Jewish stuff at ChaiSpace!

Friday, January 13, 2006

Why is the Army Sending Me To Sit On a Prostitution Committee?

This started as a reply to Esther's (of My Urban Kvetch) comment to my post about a sign depicting the word "Zona". Her comment reminded me of a story I feel warrants it's own post.

To my knowledge, the word zona in Hebrew means prostitute. Although the Artscroll Siddur/Chumash translates it as "inn keeper", I think they choose to go for the euphemism because, well, it's a prayer book. I haven't found any source to suggest it means grocer, and comes from the word mazon- food. I do have a funny story though involving the confusion of these two words.

Just over a year ago, a few months after arriving on my new base, my CO informed me that I would be participating in a vaadat tzuna. I didn't know the word tzuna and I only heard the "t" from the first word so I heard:" You will be participating in a vaadat zona." I was a little surprised to hear I was going to be sitting on a "prostitution committee". I mean, what exactly do they decide on? How does one get to make such important decisions relating to prostitution? What does the army have to do with prostitution? Isn't that more the police's jurisdiction, or perhaps the Finance Ministry's?
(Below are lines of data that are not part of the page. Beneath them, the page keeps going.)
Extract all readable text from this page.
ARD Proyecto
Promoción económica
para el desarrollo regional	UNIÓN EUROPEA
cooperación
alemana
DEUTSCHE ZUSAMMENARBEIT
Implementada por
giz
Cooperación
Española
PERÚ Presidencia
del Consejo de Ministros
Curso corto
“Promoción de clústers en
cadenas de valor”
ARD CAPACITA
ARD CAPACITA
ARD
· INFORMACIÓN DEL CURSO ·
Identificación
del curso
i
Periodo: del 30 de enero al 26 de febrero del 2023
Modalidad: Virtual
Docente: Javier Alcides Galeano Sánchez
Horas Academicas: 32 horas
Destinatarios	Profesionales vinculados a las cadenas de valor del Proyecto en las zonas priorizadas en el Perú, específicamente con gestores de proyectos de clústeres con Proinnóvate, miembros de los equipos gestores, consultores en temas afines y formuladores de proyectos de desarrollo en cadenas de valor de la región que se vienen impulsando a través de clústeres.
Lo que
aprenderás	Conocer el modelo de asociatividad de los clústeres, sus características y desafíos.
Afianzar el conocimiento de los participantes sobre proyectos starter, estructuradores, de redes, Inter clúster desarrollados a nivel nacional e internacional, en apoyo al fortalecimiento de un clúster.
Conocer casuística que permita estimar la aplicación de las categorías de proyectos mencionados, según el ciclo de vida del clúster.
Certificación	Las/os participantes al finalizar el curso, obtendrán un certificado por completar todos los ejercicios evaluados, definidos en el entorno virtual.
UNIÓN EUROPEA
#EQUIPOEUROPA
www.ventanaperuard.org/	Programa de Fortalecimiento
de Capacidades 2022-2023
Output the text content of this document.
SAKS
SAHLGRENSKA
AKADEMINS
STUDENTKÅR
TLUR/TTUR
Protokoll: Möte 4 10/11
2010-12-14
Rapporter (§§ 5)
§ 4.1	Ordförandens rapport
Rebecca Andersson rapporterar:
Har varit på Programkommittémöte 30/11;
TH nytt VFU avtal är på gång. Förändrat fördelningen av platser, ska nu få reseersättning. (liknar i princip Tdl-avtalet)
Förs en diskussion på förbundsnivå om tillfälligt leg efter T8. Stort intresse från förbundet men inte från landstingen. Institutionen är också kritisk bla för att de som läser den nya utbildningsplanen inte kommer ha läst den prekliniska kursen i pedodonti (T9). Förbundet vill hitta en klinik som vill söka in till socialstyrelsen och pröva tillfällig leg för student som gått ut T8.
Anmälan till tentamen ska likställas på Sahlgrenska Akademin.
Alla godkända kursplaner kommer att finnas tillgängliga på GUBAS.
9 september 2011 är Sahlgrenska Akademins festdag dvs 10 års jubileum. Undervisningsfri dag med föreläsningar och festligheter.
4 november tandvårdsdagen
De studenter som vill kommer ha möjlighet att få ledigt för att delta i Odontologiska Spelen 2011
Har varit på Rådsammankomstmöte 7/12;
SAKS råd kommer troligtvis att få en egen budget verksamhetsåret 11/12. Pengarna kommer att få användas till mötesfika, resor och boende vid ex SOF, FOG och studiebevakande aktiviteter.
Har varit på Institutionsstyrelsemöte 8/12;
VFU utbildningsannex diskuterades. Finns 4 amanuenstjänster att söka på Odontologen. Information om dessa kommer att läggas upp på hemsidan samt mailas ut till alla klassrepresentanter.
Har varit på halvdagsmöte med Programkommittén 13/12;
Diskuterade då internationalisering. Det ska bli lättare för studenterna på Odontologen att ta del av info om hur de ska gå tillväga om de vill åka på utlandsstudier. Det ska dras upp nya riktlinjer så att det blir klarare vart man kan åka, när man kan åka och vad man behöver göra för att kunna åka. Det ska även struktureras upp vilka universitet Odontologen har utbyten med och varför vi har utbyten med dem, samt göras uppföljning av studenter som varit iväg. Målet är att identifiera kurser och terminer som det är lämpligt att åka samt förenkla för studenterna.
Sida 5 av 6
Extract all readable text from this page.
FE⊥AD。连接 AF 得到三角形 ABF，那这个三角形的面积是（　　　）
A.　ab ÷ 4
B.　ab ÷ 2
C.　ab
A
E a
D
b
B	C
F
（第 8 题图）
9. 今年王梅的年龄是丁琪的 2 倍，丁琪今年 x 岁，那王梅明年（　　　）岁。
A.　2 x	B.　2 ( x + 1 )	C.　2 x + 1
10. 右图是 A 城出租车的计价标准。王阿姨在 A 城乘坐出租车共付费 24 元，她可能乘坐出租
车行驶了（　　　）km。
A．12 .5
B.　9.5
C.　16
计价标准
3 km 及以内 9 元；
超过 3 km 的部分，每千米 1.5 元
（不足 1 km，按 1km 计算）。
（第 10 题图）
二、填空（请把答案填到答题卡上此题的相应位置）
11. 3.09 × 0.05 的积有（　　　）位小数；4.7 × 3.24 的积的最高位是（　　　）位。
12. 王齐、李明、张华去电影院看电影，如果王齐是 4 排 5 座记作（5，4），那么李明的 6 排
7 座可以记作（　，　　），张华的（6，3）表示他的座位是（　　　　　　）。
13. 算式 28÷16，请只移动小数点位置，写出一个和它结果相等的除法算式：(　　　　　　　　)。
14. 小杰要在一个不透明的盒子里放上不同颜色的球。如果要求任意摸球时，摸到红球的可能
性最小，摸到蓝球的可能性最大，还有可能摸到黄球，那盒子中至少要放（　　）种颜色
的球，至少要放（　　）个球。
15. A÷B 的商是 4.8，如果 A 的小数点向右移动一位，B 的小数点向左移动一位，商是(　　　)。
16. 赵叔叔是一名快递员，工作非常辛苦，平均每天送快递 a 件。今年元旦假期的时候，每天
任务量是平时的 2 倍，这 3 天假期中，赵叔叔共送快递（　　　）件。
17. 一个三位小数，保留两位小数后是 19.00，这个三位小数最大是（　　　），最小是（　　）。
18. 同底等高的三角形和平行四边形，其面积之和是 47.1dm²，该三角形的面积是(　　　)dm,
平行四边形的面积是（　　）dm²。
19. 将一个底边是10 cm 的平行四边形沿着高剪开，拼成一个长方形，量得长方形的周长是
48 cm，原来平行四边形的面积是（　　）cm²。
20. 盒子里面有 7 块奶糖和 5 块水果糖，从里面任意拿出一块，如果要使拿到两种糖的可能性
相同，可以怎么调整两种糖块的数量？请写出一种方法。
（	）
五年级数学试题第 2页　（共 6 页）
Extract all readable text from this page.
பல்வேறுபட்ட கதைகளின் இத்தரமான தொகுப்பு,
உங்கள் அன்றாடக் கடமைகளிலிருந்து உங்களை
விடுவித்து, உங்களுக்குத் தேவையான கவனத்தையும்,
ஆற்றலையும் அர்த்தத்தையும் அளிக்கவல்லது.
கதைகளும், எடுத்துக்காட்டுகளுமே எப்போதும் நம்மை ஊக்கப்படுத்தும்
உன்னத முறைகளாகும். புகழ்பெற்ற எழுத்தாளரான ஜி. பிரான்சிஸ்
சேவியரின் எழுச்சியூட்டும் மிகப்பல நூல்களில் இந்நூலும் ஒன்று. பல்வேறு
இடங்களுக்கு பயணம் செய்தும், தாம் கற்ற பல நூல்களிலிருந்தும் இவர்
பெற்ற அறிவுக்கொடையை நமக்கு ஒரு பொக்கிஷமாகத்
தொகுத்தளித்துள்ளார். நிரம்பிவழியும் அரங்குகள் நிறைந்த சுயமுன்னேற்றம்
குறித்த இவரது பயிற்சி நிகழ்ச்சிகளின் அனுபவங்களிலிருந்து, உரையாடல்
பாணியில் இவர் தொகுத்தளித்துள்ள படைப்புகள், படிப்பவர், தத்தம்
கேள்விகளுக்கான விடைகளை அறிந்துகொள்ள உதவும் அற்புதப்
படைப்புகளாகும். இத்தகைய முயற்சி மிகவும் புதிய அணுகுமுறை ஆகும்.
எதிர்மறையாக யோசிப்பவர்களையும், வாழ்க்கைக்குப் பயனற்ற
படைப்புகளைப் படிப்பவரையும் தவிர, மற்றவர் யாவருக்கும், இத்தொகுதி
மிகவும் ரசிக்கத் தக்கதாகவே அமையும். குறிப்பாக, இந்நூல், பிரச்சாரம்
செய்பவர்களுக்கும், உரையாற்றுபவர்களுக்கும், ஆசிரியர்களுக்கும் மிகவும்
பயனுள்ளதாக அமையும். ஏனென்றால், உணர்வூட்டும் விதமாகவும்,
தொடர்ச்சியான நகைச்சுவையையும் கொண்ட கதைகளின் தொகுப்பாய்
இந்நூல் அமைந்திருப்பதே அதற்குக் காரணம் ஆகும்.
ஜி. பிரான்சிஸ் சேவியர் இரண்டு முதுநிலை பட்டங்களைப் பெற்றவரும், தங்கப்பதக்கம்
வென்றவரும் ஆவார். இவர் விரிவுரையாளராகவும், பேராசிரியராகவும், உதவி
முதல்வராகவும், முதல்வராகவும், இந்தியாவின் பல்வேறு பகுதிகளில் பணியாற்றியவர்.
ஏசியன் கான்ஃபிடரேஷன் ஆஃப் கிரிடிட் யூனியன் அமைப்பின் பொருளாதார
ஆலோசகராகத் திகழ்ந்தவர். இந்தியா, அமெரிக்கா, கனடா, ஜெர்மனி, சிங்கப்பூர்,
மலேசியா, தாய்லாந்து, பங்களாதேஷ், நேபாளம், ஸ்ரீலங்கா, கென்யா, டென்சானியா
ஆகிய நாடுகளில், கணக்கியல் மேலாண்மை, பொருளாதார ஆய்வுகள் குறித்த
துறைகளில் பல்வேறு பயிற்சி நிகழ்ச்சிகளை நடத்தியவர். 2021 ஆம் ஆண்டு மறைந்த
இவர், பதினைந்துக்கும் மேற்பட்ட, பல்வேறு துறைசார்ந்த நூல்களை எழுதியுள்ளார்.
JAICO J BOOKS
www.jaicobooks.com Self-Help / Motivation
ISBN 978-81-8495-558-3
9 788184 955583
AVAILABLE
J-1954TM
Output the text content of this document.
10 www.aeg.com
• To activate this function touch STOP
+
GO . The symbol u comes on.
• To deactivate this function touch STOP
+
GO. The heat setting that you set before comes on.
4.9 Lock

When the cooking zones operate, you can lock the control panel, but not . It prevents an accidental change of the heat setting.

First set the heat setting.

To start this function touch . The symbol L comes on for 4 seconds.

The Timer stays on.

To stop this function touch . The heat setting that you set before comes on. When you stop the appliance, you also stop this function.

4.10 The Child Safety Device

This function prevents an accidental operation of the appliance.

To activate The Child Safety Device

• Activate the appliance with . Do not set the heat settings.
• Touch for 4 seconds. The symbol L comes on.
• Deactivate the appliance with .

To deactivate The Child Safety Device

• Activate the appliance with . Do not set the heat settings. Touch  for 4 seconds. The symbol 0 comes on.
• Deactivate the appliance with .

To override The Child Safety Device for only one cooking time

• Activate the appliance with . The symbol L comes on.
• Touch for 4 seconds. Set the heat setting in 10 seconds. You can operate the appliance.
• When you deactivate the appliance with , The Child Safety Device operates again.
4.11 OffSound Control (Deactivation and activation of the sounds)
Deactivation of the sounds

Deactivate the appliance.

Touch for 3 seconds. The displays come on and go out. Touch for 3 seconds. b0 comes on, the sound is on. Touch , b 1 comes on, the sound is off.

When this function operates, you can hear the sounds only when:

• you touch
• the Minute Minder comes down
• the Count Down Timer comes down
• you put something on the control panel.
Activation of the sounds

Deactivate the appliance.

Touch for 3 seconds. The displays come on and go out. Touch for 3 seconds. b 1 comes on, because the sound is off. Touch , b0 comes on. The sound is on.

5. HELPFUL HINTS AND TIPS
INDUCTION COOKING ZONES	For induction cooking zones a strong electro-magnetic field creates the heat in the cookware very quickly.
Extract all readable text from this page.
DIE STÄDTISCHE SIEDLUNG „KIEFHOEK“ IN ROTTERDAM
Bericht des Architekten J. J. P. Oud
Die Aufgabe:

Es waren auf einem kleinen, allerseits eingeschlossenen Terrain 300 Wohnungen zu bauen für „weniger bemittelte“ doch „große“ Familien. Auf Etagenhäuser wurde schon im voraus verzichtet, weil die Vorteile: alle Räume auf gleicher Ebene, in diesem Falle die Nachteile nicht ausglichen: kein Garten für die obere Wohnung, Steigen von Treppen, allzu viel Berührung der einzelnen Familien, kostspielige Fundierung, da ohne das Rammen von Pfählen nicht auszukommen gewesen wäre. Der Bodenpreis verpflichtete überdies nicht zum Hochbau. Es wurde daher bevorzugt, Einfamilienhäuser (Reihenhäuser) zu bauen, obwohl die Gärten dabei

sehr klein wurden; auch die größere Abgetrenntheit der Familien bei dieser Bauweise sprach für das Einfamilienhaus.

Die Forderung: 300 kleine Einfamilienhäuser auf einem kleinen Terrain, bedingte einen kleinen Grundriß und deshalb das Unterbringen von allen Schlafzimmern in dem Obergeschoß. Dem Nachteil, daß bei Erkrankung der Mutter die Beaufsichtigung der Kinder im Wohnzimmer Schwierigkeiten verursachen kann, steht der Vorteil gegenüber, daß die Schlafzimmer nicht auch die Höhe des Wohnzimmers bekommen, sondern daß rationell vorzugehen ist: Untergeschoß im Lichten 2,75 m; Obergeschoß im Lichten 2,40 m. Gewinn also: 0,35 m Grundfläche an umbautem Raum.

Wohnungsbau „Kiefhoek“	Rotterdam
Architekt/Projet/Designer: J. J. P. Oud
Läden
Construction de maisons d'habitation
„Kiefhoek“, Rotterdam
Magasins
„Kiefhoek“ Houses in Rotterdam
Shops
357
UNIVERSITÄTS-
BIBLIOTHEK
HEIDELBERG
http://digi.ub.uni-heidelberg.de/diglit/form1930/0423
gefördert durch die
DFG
I went to the committee meeting. I was anxious to hear what we would be talking about. Not so surprisingly, we didn't discuss prostitution. We discussed food. The quality of food on our base, the selection, quantity, etc. We were asked a bunch of questions by some officers and asked to rate certain things on a scale of 1-5. I was the only one who seemed to like the food. Perhaps all those years of eating Yeshiva cafeteria food has developed my pallet for food made in large quantities.

A few hours later a friend of mine asked me how the committee was and I explained to him that it went fine and wasn't a big deal. I told him that I still didn't understand what the committee had to do with prostitution. He explained that it wasn't prostitution-"zona", it was nutrition-"tzuna". Suddenly it all made sense, and a new word was added to my lexicon.

3 Comments:

At 5:21 PM, January 15, 2006, Anonymous Moshe Ebner said...

Ben
actually Chazal do say someplace (the source slips my mind) with regards to Rachav (the woman who saves the spies in Joshua chapter 2) that she was an innkeeper rather than a prostitute. However this is the only case of its ever being used this way to my recollection and whether that's the case or rather as a savior of the spies our rabbis wanted to clean up her reputation I don't know. Nonetheless it's not unheard of for such a translation to be made by someone with a little more authority than artscroll

 
At 7:00 PM, January 15, 2006, Blogger Esther Kustanowitz said...

I love those "confused Anglos in Israel" stories. And funny about the Prostitution Committee. Although it does sound more fun than Va'ad Tefilah, it's probably less fun once you've turned it into a committee with actual meetings and agendas and stuff. How unsexy.

 
At 11:26 PM, January 16, 2006, Blogger Ben said...

It's funny that you bring up the story of Rachav because I was discussing that story with my father the other day when he read this post. I was still under the impression that Rachav offered a few more services than your average innkeeper, and therefore would agree with the "clean up her reputation" opinion; But I am hardly a Torah scholar.